AKP’nin 22 yıllık iktidarı döneminde 24 büyük facia yaşandı. Bu facialarda 100 bini aşkın insan yaşamını kaybetti. Bu rakamları da doğru söylemiyorlar, yayın yasağı getiriyorlar ya. Konuşulmasın diye de her türlü baskıyı yapıyorlar. Bunu dile getireni gözaltına alıp tutuklayabilecek bir vicdansızlığın içine girmiş durumdalar. İSİG raporuna göre, AKP’nin iktidara geldiği 3 Kasım 2002’den bu yana iş cinayetlerinde 32 bin 478 işçi yaşamını kaybetti. Yanlış duymadınız. İş kazalarında 32 bin 478 işçi hayatını kaybetti. Peki, bu ülkeyi ölüm ülkesine dönüştüren iktidardan bunca felaket ve katliam sonrasında bir sorumlu çıktı mı? Hayır. Bir istifa var mı, hayır. Kaç istifa olduğunu soracak olursanız, kocaman bir sıfır! Lamı cimi yok; Kültür ve Turizm Bakanı başta olmak üzere, bu felakette sorumluluğu olan bütün yetkililer derhal istifa etmelidir. Sadece istifa yetmez, yargı önünde de hesap vermelidirler. Bu katliamın hesabı sorulmadığı müddetçe yeni katliamlara kapı aralanacağını ve biraz önceki örneklerde olduğu gibi, çok daha büyük felaketlerin yaşanacağını biliyoruz. Bu yüzden de bu kürsüden bir kez daha ifade ediyoruz: Kültür ve Turizm Bakanı bir saniye dahi beklemeden istifa etmelidir. Bu, bir tercih değil zorunluluktur. Bunlara alışmayacağız, susmayacağız; yapılan bütün bu haksızlıklara karşı sonuna kadar mücadele edeceğiz. Mücadelemiz, yaşam hakkımız içindir.
 
Otoriterlik ve merkeziyetçilik felaketlere davetiye çıkarıyor; demokrasi olsaydı, denetim olurdu ve hesap sorulurdu
 
Türkiye’nin yaşadığı bu vahşetin nedeni demokrasiden yoksun olmamızdır. Türkiye’de yaşanan bu felaketlerin en önemli nedeni otoriterleşme ve aşırı merkeziyetçiliktir. Demokrasi olsaydı, denetim olurdu; iktidar sermayeyle kol kola gezmezdi. Yerel yönetimler yetkili ve güçlü olurdu. Demokrasi olsaydı, bunca felaketten sonra istifa bir kaçış değil halka karşı sorumluluk ve zorunluluk olurdu.

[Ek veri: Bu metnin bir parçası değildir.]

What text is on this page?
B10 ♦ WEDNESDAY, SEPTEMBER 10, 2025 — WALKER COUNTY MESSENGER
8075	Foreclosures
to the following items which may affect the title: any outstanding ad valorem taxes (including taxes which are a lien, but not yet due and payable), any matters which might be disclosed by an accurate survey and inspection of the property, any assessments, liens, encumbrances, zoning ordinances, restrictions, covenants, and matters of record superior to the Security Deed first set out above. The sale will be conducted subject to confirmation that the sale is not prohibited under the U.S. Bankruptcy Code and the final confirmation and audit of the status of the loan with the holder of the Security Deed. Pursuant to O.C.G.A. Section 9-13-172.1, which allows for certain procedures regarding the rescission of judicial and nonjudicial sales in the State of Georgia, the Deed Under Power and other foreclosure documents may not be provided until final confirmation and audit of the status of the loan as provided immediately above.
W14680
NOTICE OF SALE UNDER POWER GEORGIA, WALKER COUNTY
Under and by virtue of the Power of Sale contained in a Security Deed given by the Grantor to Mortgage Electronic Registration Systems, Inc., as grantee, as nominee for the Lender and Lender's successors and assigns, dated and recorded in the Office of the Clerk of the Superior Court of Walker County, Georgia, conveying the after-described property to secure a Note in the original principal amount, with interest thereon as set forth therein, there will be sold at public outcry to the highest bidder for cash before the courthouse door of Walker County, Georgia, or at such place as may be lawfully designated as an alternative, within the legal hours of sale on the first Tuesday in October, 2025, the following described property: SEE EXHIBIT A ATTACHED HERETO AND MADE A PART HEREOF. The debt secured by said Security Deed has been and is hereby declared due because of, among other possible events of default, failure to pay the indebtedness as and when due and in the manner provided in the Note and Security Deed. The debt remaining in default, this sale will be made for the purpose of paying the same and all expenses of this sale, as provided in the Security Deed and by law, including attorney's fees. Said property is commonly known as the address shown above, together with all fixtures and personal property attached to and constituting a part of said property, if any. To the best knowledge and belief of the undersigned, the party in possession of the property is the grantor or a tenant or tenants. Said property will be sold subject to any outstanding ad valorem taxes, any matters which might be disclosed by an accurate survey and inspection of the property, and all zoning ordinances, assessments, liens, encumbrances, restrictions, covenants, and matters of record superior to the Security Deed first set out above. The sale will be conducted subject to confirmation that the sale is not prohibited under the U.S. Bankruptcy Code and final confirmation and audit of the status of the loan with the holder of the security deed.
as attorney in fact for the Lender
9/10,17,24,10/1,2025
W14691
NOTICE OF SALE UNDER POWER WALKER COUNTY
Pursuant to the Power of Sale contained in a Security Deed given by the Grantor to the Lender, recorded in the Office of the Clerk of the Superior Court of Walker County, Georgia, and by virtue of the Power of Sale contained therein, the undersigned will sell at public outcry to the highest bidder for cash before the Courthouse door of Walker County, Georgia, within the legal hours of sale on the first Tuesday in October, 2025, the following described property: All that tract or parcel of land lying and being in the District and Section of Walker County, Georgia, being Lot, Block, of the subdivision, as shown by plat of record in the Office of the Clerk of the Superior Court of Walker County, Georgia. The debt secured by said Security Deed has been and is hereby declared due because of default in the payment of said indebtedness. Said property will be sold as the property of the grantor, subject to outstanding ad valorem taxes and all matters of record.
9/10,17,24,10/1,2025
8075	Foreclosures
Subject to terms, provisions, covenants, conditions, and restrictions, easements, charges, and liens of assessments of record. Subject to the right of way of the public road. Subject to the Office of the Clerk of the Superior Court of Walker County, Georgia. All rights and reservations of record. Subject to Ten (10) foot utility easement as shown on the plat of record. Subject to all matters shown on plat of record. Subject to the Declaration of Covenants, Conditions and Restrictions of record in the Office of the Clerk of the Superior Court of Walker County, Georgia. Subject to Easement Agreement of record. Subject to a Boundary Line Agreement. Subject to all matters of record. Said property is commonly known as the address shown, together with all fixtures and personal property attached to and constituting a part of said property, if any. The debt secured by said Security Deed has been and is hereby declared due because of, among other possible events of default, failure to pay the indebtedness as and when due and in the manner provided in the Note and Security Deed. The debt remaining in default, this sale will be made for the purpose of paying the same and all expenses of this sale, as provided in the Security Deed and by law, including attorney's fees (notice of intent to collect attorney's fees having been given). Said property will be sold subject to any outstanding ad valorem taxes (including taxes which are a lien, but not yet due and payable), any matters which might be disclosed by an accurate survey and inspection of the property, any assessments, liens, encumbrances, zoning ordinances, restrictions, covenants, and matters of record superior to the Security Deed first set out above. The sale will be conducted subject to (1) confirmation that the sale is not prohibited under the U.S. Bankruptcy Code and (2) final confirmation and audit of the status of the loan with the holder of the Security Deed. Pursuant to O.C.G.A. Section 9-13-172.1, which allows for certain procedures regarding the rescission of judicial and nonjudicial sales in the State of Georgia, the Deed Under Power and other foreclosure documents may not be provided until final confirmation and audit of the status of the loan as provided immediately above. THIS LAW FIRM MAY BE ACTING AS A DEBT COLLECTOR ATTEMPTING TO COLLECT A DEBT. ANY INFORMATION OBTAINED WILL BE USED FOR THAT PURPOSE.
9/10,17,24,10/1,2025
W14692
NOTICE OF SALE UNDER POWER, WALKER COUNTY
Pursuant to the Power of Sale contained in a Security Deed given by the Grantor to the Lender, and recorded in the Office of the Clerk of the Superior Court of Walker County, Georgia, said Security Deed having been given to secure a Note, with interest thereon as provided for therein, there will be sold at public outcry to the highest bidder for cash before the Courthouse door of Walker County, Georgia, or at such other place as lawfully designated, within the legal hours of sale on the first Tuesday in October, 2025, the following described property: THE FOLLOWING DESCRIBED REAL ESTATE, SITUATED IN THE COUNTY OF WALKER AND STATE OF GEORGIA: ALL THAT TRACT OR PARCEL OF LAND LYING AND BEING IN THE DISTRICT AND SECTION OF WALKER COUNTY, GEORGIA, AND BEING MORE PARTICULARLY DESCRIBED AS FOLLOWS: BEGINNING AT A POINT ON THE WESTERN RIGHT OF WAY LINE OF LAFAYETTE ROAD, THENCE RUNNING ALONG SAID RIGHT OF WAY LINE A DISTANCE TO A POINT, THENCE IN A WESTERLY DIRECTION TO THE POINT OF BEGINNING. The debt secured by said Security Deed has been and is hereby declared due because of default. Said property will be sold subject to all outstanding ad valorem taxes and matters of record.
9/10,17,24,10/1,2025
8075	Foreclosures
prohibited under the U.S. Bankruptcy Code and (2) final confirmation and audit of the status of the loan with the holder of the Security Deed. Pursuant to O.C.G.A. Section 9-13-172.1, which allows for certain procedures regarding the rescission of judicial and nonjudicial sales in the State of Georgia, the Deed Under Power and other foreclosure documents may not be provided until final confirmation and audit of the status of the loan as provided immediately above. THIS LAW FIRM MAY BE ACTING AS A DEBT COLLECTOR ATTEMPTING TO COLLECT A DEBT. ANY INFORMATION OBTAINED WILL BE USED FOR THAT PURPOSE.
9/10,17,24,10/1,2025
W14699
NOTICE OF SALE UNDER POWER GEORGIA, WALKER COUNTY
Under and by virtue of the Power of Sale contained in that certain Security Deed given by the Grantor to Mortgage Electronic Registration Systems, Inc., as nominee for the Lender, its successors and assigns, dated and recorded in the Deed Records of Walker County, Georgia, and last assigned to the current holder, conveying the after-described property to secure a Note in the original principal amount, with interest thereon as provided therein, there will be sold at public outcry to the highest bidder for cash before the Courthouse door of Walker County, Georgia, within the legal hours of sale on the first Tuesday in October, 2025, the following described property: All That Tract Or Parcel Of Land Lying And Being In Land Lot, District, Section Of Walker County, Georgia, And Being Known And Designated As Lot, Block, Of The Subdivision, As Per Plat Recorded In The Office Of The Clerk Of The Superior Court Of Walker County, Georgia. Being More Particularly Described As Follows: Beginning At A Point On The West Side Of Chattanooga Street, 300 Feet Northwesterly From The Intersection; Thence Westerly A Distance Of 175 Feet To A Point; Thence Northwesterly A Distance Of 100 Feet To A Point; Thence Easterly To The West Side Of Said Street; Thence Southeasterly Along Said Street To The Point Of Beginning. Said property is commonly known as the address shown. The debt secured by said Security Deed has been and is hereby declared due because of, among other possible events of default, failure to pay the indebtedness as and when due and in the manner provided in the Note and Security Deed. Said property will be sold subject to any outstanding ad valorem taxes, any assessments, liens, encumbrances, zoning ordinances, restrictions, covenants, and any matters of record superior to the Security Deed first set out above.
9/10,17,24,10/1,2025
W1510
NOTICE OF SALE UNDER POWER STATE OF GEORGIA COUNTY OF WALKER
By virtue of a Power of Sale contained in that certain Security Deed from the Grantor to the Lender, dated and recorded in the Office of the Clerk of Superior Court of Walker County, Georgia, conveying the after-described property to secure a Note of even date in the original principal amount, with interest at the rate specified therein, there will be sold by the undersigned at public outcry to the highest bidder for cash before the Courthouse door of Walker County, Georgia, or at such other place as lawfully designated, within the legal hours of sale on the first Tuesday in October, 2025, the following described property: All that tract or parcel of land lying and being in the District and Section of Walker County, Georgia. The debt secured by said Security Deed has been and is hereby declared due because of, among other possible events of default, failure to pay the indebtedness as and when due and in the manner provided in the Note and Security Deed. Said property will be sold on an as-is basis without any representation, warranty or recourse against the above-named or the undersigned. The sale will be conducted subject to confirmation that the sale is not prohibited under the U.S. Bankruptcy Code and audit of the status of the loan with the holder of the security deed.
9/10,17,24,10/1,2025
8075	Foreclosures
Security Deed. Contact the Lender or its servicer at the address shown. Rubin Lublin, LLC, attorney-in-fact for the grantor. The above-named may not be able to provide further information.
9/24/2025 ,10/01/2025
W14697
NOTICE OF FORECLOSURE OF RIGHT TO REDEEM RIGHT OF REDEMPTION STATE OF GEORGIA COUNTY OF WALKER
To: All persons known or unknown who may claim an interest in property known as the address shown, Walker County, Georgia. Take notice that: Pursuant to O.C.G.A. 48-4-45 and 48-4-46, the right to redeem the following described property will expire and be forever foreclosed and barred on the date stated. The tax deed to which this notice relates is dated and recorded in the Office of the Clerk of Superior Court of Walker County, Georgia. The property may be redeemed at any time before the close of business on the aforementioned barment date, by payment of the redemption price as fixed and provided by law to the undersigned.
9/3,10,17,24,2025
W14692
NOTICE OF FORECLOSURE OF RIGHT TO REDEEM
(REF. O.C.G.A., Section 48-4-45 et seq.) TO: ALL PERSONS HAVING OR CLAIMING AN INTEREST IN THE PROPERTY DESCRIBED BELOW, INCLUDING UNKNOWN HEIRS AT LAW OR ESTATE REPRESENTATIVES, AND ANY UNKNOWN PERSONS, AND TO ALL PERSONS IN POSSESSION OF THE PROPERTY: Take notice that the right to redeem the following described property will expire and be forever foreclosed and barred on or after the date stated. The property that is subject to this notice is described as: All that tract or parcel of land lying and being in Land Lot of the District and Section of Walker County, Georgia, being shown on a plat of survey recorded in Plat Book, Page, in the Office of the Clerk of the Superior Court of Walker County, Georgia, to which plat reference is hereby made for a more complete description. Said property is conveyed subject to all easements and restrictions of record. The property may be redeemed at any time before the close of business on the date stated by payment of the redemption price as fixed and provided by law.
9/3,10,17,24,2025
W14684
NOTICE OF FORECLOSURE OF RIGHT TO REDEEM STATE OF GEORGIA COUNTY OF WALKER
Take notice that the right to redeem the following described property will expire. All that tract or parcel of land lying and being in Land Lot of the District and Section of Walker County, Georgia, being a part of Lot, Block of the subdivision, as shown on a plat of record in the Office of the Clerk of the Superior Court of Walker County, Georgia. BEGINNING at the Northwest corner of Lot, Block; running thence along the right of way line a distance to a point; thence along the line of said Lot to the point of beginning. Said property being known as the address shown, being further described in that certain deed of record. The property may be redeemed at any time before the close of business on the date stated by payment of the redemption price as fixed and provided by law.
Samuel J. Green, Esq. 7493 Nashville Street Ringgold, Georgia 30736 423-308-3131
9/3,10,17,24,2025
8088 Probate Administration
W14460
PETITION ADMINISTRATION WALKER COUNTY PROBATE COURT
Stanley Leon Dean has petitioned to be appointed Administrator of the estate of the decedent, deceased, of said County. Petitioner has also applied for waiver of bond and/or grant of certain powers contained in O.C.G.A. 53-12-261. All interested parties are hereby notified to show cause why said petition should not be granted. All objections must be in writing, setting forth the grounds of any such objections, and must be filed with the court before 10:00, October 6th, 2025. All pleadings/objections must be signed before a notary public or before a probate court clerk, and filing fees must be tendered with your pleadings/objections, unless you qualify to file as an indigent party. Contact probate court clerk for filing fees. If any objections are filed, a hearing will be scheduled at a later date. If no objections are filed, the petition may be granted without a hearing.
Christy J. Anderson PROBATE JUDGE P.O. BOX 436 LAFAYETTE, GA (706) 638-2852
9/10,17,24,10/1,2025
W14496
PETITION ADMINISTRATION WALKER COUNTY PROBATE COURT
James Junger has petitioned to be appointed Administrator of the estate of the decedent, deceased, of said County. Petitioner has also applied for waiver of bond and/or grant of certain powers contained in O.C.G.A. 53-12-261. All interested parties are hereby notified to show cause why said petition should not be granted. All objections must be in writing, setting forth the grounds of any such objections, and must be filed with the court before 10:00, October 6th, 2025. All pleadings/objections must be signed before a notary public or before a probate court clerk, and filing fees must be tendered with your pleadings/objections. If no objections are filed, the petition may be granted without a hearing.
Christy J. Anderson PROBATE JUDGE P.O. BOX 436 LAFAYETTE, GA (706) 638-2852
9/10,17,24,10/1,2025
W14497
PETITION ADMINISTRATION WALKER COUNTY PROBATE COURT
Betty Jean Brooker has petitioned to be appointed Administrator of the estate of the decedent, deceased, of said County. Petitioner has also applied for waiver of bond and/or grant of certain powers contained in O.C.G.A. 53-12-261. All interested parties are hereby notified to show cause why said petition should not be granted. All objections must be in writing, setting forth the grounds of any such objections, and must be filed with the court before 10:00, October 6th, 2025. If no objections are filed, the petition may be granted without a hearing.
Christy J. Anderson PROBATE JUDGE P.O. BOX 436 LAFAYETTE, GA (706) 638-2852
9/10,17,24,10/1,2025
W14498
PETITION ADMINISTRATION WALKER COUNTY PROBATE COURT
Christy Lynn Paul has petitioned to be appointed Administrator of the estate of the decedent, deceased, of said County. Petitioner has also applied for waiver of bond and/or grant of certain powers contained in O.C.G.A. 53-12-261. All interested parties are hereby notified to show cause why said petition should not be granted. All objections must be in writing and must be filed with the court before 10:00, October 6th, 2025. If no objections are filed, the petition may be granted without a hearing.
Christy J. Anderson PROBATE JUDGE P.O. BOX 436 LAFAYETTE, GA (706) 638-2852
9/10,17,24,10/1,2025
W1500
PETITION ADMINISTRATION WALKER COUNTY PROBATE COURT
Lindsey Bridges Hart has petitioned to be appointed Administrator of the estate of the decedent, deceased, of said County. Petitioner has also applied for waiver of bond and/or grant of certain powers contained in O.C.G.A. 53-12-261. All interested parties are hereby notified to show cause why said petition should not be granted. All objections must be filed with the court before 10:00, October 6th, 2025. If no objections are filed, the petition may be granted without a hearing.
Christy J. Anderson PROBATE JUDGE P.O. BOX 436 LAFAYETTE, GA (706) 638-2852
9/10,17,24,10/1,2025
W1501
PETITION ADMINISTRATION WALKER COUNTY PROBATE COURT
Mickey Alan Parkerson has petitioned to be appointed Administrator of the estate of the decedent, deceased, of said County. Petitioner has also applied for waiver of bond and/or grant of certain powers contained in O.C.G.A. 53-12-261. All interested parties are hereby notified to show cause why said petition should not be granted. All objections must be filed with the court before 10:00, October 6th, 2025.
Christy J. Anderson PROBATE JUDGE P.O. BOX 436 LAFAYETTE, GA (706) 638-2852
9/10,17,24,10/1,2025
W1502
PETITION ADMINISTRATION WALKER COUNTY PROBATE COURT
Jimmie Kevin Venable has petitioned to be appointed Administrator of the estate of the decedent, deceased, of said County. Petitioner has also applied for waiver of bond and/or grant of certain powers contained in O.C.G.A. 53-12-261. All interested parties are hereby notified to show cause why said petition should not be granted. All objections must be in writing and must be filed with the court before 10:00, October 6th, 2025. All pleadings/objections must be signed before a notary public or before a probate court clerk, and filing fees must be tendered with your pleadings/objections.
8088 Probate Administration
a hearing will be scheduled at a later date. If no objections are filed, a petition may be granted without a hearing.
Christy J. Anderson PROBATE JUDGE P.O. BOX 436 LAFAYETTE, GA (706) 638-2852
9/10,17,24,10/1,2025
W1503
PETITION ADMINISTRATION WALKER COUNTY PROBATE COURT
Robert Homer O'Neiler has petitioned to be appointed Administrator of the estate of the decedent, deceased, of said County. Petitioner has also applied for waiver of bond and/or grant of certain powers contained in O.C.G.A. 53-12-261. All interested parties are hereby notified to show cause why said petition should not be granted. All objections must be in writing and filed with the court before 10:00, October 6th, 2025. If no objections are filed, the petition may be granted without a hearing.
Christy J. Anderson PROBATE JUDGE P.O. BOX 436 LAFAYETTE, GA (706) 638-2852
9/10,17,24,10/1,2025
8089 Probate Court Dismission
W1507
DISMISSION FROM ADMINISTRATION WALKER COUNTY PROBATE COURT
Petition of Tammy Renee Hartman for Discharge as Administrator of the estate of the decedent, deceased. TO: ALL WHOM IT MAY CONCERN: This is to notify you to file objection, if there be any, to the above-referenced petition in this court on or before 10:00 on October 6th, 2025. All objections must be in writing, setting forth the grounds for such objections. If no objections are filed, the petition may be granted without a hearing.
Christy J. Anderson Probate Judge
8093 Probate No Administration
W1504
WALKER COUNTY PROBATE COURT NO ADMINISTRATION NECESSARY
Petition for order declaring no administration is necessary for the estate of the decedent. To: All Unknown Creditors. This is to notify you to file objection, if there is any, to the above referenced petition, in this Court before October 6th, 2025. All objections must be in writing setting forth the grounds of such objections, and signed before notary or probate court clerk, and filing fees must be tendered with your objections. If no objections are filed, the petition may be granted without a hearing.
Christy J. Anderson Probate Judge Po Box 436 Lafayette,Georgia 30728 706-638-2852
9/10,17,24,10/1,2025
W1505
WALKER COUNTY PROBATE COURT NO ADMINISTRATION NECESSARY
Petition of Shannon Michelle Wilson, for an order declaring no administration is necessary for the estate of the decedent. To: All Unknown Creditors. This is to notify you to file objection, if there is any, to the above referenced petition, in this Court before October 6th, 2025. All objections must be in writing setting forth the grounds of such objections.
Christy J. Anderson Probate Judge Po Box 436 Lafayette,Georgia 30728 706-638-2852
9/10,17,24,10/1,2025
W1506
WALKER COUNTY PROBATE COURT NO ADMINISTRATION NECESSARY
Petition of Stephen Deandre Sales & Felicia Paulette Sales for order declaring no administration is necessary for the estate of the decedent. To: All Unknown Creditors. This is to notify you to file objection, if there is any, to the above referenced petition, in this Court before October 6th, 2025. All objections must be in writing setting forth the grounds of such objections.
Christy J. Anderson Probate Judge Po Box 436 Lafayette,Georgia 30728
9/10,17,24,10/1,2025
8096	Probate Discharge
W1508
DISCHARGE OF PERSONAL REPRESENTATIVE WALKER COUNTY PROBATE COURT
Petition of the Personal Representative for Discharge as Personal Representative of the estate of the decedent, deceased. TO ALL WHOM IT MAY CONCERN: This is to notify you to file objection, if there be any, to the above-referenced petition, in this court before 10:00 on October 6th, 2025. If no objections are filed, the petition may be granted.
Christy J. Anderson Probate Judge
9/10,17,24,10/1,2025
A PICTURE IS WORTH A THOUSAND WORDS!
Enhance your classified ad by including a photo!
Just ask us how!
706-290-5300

Her felakette görüyoruz ki kendisini sınırsız yetkiyle donatmış olan bu iktidar, halka ve insan yaşamına karşı hiçbir sorumluluk hissetmiyor. Bu iktidarın gözünde canın, emeğin ve toplumun değeri yok. Ama demokraside insanın değeri var; emeğin, doğanın, her canlının değeri var. Hakkın ve hukukun değeri var. “Hak ve hukuk işliyor” diyor bu iktidar ama hepsi kuru laf. Mevcut olan hak ve hukuku ortadan kaldırdı bu iktidar. Hak hukuk demek, muhalefet partisi belediye başkanı daha kürsüde konuşurken hakkında soruşturma açmak değildir. Dün İstanbul Büyükşehir Belediye Başkanı Ekrem İmamoğlu, hükümetin muhalefet belediyelerine dönük uygulamalarını ve baskılarını eleştirdiği konuşmasını daha tamamlamadan, daha kürsüdeyken jet hızıyla hakkında soruşturma açıldı. Kimse karnından konuşmasın. Olası rakiplerini yargı yoluyla yarışın dışına itmeye çalışmak hukuksuzluktur, antidemokratiktir. İktidara soruyoruz: Yakında insanlar konuşmaya başlamadan, daha düşünürken mi soruşturma açacaksınız? Zira sizin için düşünen ve konuşan her insan tehlikelidir.
 
JİTEM Ana Davasının kapatılması 90’ların karanlığına sahip çıkmaktır
 
Bu hukuksuz uygulamalara bir yenisi daha eklendi. Devrimci demokratik çizgiyi savunan parti bileşenlerimizden ESP’ye yönelik birkaç gün önce siyasi soykırım gerçekleşti ve 34 yoldaşımız tutuklandı.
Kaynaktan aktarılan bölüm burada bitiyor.